Symphony Draws To A Close

Under The Hood

The final gong just sounded on the Sarasota Orchestra’s time in the city. And while administration appears to want an encore, it appears this symphony will transition into a new movement soon.

“It has become apparent to us that none of the available sites in the City meet our Four Critical Success Factors due to prohibitively long timelines, inadequate acreage, lack of parking or other factors,” Joe McKenna, Sarasota Orchestra president and CEO, wrote to city leaders this week. “The current site options that meet our criteria lie within the County.”

The referenced Factors include timeliness, artistic and educational integrity, philanthropic considerations, and business and economic vitality. While interpretations may differ, it’s not hard to hear in these words another factor, namely fear.

Whatever reasoning existed behind the Sarasota City Commission’s May decision to reject a concert hall plan, the consequence had to ring clear to Orchestra leaders. A plan to move from the Bayfront to Payne Park, which had been discussed with city management and supported by staff, was still doomed for failure. It’s not hard to conclude that even if city administration seems on board and there’s every indication a plan for a new venue will have government’s blessing, a few phone calls to City Commissioners will deliver deadly discord to any vision.

Of course, development fights are nothing new. Not to Sarasota. Not anywhere. All-or-nothing cycles in growth in Florida have left a history of sprawl and poor planning that leaves many citizens fearful their place in paradise can always get paved over. Honestly, the prospect of losing a chunk of a major public park to a permanent venue, no matter how gorgeous or culturally vital, was bound to bring some hysteria.

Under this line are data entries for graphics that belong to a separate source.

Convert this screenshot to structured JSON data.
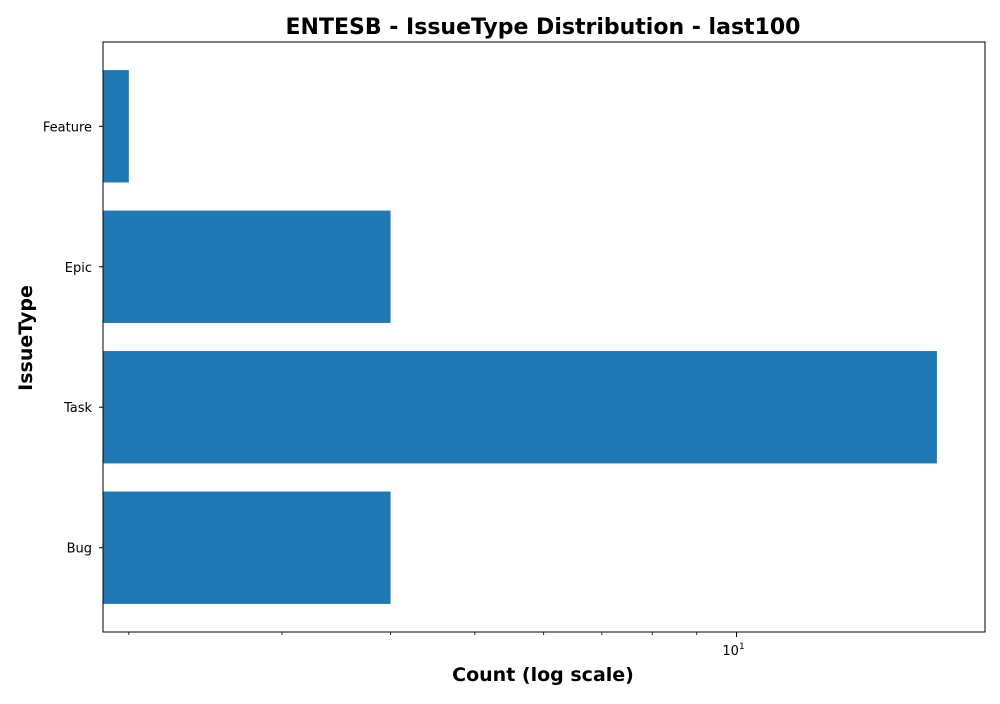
{
  "chart_data": {
    "type": "bar",
    "orientation": "horizontal",
    "title": "ENTESB - IssueType Distribution - last100",
    "xlabel": "Count (log scale)",
    "ylabel": "IssueType",
    "x_scale": "log",
    "x_tick_labels": [
      {
        "value": 10,
        "base": "10",
        "exponent": "1"
      }
    ],
    "categories": [
      "Bug",
      "Task",
      "Epic",
      "Feature"
    ],
    "values": [
      4,
      17,
      4,
      2
    ],
    "bar_color": "#1f77b4",
    "grid": false
  }
}
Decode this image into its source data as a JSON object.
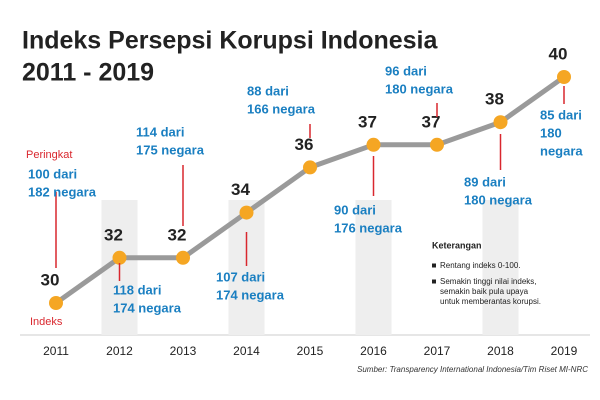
{
  "chart_data": {
    "type": "line",
    "title": "Indeks Persepsi Korupsi Indonesia",
    "subtitle": "2011 - 2019",
    "categories": [
      "2011",
      "2012",
      "2013",
      "2014",
      "2015",
      "2016",
      "2017",
      "2018",
      "2019"
    ],
    "series": [
      {
        "name": "Indeks",
        "color": "#f5a623",
        "values": [
          30,
          32,
          32,
          34,
          36,
          37,
          37,
          38,
          40
        ]
      }
    ],
    "line_color": "#9a9a9a",
    "rank_label": "Peringkat",
    "rankings": [
      [
        "100 dari",
        "182 negara"
      ],
      [
        "118 dari",
        "174 negara"
      ],
      [
        "114 dari",
        "175 negara"
      ],
      [
        "107 dari",
        "174 negara"
      ],
      [
        "88 dari",
        "166 negara"
      ],
      [
        "90 dari",
        "176 negara"
      ],
      [
        "96 dari",
        "180 negara"
      ],
      [
        "89 dari",
        "180 negara"
      ],
      [
        "85 dari",
        "180",
        "negara"
      ]
    ],
    "legend_title": "Keterangan",
    "legend_notes": [
      [
        "Rentang indeks 0-100."
      ],
      [
        "Semakin tinggi nilai indeks,",
        "semakin baik pula upaya",
        "untuk memberantas korupsi."
      ]
    ],
    "source": "Sumber: Transparency International Indonesia/Tim Riset MI-NRC"
  }
}
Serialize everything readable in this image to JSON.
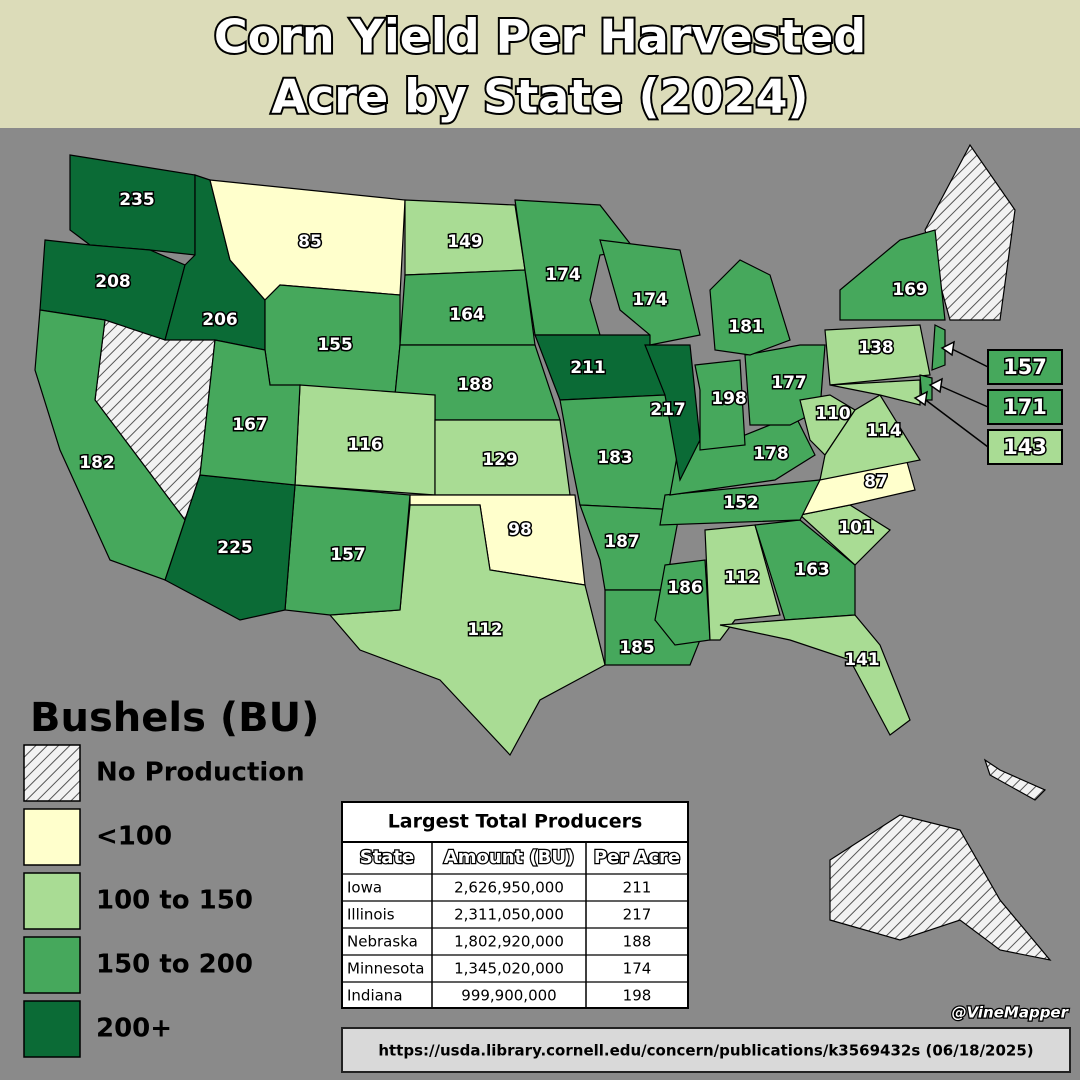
{
  "title": [
    "Corn Yield Per Harvested",
    "Acre by State (2024)"
  ],
  "states": [
    {
      "value": 235,
      "color": "#0b6b36"
    },
    {
      "value": 208,
      "color": "#0b6b36"
    },
    {
      "value": 206,
      "color": "#0b6b36"
    },
    {
      "value": 85,
      "color": "#ffffcc"
    },
    {
      "value": 155,
      "color": "#46a85c"
    },
    {
      "value": 149,
      "color": "#a9dc94"
    },
    {
      "value": 164,
      "color": "#46a85c"
    },
    {
      "value": 188,
      "color": "#46a85c"
    },
    {
      "value": 116,
      "color": "#a9dc94"
    },
    {
      "value": 129,
      "color": "#a9dc94"
    },
    {
      "value": 98,
      "color": "#ffffcc"
    },
    {
      "value": 112,
      "color": "#a9dc94"
    },
    {
      "value": 157,
      "color": "#46a85c"
    },
    {
      "value": 225,
      "color": "#0b6b36"
    },
    {
      "value": 167,
      "color": "#46a85c"
    },
    {
      "value": 182,
      "color": "#46a85c"
    },
    {
      "value": 174,
      "color": "#46a85c"
    },
    {
      "value": 211,
      "color": "#0b6b36"
    },
    {
      "value": 183,
      "color": "#46a85c"
    },
    {
      "value": 187,
      "color": "#46a85c"
    },
    {
      "value": 185,
      "color": "#46a85c"
    },
    {
      "value": 186,
      "color": "#46a85c"
    },
    {
      "value": 112,
      "color": "#a9dc94"
    },
    {
      "value": 163,
      "color": "#46a85c"
    },
    {
      "value": 141,
      "color": "#a9dc94"
    },
    {
      "value": 101,
      "color": "#a9dc94"
    },
    {
      "value": 87,
      "color": "#ffffcc"
    },
    {
      "value": 152,
      "color": "#46a85c"
    },
    {
      "value": 178,
      "color": "#46a85c"
    },
    {
      "value": 217,
      "color": "#0b6b36"
    },
    {
      "value": 198,
      "color": "#46a85c"
    },
    {
      "value": 177,
      "color": "#46a85c"
    },
    {
      "value": 181,
      "color": "#46a85c"
    },
    {
      "value": 174,
      "color": "#46a85c"
    },
    {
      "value": 110,
      "color": "#a9dc94"
    },
    {
      "value": 114,
      "color": "#a9dc94"
    },
    {
      "value": 138,
      "color": "#a9dc94"
    },
    {
      "value": 169,
      "color": "#46a85c"
    },
    {
      "value": 157,
      "color": "#46a85c"
    },
    {
      "value": 171,
      "color": "#46a85c"
    },
    {
      "value": 143,
      "color": "#a9dc94"
    }
  ],
  "legend": {
    "title": "Bushels (BU)",
    "items": [
      {
        "label": "No Production",
        "pattern": "hatch"
      },
      {
        "label": "<100",
        "color": "#ffffcc"
      },
      {
        "label": "100 to 150",
        "color": "#a9dc94"
      },
      {
        "label": "150 to 200",
        "color": "#46a85c"
      },
      {
        "label": "200+",
        "color": "#0b6b36"
      }
    ]
  },
  "table": {
    "title": "Largest Total Producers",
    "columns": [
      "State",
      "Amount (BU)",
      "Per Acre"
    ],
    "rows": [
      [
        "Iowa",
        "2,626,950,000",
        "211"
      ],
      [
        "Illinois",
        "2,311,050,000",
        "217"
      ],
      [
        "Nebraska",
        "1,802,920,000",
        "188"
      ],
      [
        "Minnesota",
        "1,345,020,000",
        "174"
      ],
      [
        "Indiana",
        "999,900,000",
        "198"
      ]
    ]
  },
  "credit": "@VineMapper",
  "source": "https://usda.library.cornell.edu/concern/publications/k3569432s (06/18/2025)"
}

But one hopes with any elected board there’s the willingness to see beyond the angry mob in the room and the will to plow through the rancor for the sake of a better future.

And of late, it’s not those wicked and greedy developers getting cast as the most frequent villains in Sarasota’s NIMBY dramas. It’s institutions with decades worth of good will built up in the community, none of which seems worth a matinee ticket’s cost should a half dozen people concurrently realize a bold plan may mean their weekend tennis match has to relocate.

I hate recycling a point made so well recently with the dismissal of the Marie Selby Botanical Gardens master plan, but Sarasota’s historic culture depends as much on ensuring its future as preserving its past. But the departure of the Orchestra so readily makes that point it’s hard not to revisit the problem. The most recent development shows that decades-old institutions no longer see a place for themselves in the city proper, and believe they can have brighter futures moving to unincorporated areas.

I don’t know how much political calculus occurs in Orchestra board meetings. But considering the differing level of voter impact for a small neighborhood in a city of less than 60,000 and a county of 420,000, I can assure you it’s much harder to threaten a commissioner at a county dais when it comes to a six-block voter revolt.

The City’s not ready to let go of the Orchestra. The Commission this month called for a workshop to explore options, and City Manager Tom Barwin wrote in a letter to McKenna this indicated a “desire to understand, be helpful and participate.”

But similar overtures since May haven't moved the Orchestra before. It may be time to call fine on this arrangement. Efforts would be better spend salvaging Sarasota’s reputation for welcoming the next institution than undoing this rejection.

Jacob Ogles is contributing senior editor to SRQ Media.